Quader Mollah accompanied by other members of Al Badr, Razakar and non-Bangalees detained one Khandakar Abu Taleb from Mirpur-10 bus stand on March 29, 1971, and tied him up with a rope. He was brought to the Mirpur Jallad Khana Pump House and killed.
On November 25, 1971, Quader Mollah along with his 60/70 accomplices went to the village of Khanbari and Ghotan Char, now Shaheed Nagar of Keraniganj, and caught two unarmed freedom fighters from the house of Mozaffar Ahmed Khan.
Freedom fighters Osman Gani and Golam Mostafa were brutally murdered by charging bayonet in broad daylight.
A systematic attack and indiscriminate shooting by Quader Mollah and his gang killed hundreds of unarmed people of the two villages that day. Among them, 24 persons were named in the charge.
On the early morning of April 24, members of Pakistan occupation forces and around 50 non-Bangalees led by Quader Mollah raided Alubdi village of Mirpur and suddenly launched attack on unarmed villagers, killing 344 people. Of the victims, names of 24 people were mentioned in the charge.
In the evening of March 26 1971, under the leadership of Quader Mollah, some Biharis and Pakistani soldiers killed one Hazrat Ali and five members of his family at city's Mirpur.
Entering Hazrat's house at Mirpur-12 that day, accomplices of Quader Mollah shot dead Hazrat and killed the latter's wife Amina and daughters Khadija and Tahmina.
They killed his two-year-old son Babu by dashing the baby against the ground and when his 11-year-old daughter came out from hiding, 12 army personnel raped and killed her.
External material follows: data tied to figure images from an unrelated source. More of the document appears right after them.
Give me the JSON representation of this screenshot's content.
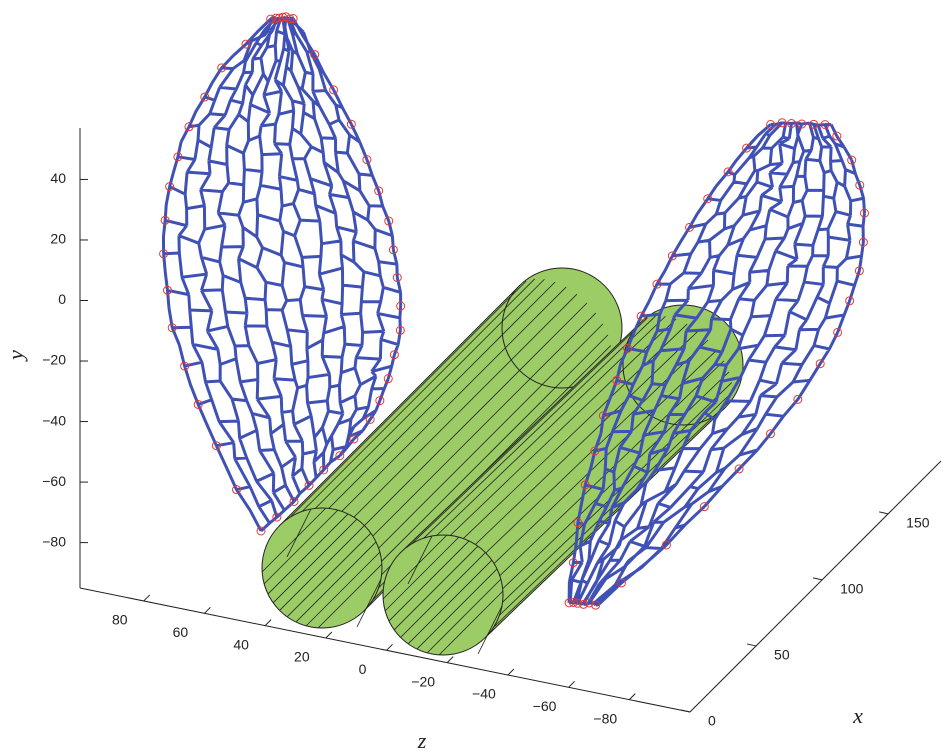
{
  "chart_data": {
    "type": "mesh3d",
    "xlabel": "x",
    "ylabel": "y",
    "zlabel": "z",
    "xlim": [
      0,
      190
    ],
    "xticks": [
      0,
      50,
      100,
      150
    ],
    "ylim": [
      -95,
      57
    ],
    "yticks": [
      {
        "value": -80,
        "label": "−80"
      },
      {
        "value": -60,
        "label": "−60"
      },
      {
        "value": -40,
        "label": "−40"
      },
      {
        "value": -20,
        "label": "−20"
      },
      0,
      20,
      40
    ],
    "zlim": [
      -100,
      101
    ],
    "zticks": [
      80,
      60,
      40,
      20,
      0,
      {
        "value": -20,
        "label": "−20"
      },
      {
        "value": -40,
        "label": "−40"
      },
      {
        "value": -60,
        "label": "−60"
      },
      {
        "value": -80,
        "label": "−80"
      }
    ],
    "mesh_color": "#3f51b5",
    "node_color": "#e53935",
    "cylinder_color": "#9ccc65"
  }
}
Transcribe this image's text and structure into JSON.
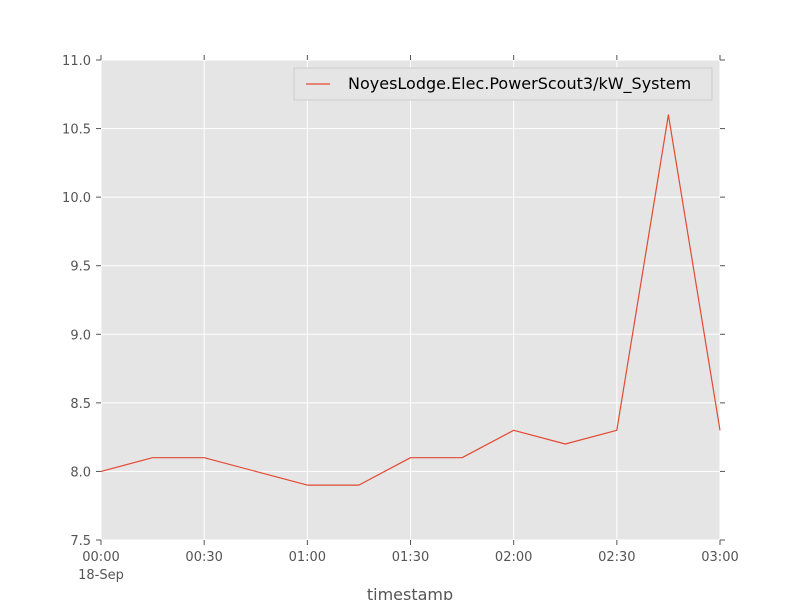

His first daughter Momena, however, escaped.
The tribunal also said the allegations indicate that the accused facilitated, actively participated in and substantially contributed to the last five murders.
Before the charge framing, the tribunal rejected a petition seeking discharge of the accused.
As the reading out of the charges ended, the tribunal chairman asked the accused, “Do you plead guilty or not?”
“I am totally innocent. I was not in Dhaka during the Liberation War. All charges are fabricated,” replied Quader Mollah.
The Jamaat leader said he left Dhaka on March 12 or 13 in 1971 and had come to Dhaka once in July for some 15 days to take part in examination.
After the proceeding, Abdur Razzaq, chief of defence counsels, told reporters that they would file a petition for review of the indictment order.
The yesterday expressed deep dissatisfaction, as no prosecutor was present at the courtroom as the proceeding started at 10:30am.
Prosecution AKM Saiful Islam arrived at 10:40am while Mohammad Ali, the engage prosecutor of Quader Mollah's case came at the court at 10:43am.
“Mr Mohammad Ali! Why are you 10-minute late? Is it the norms?” asked Judge M Shahinur Islam, one of the members of the tribunal.
When Mohammad Ali stood to say something, Justice ATM Fazle Kabir said, “We express our deep dissatisfaction. None of you was present at the courtroom [when the proceeding started]. Is it the conduct of prosecution?”
When Mohammad Ali said, “Sorry”, Shahinur Islam said, “Sorry is not enough always. If you cannot handle, just quit.”
Earlier on the day, the tribunal granted two prosecution's petitions seeking permission to allow six additional witnesses in the case but rejected another prosecution's petition to make some charge in the formal charge.
Justice Obaidul Hassan, one of the tribunal members, passed the order on the petitions.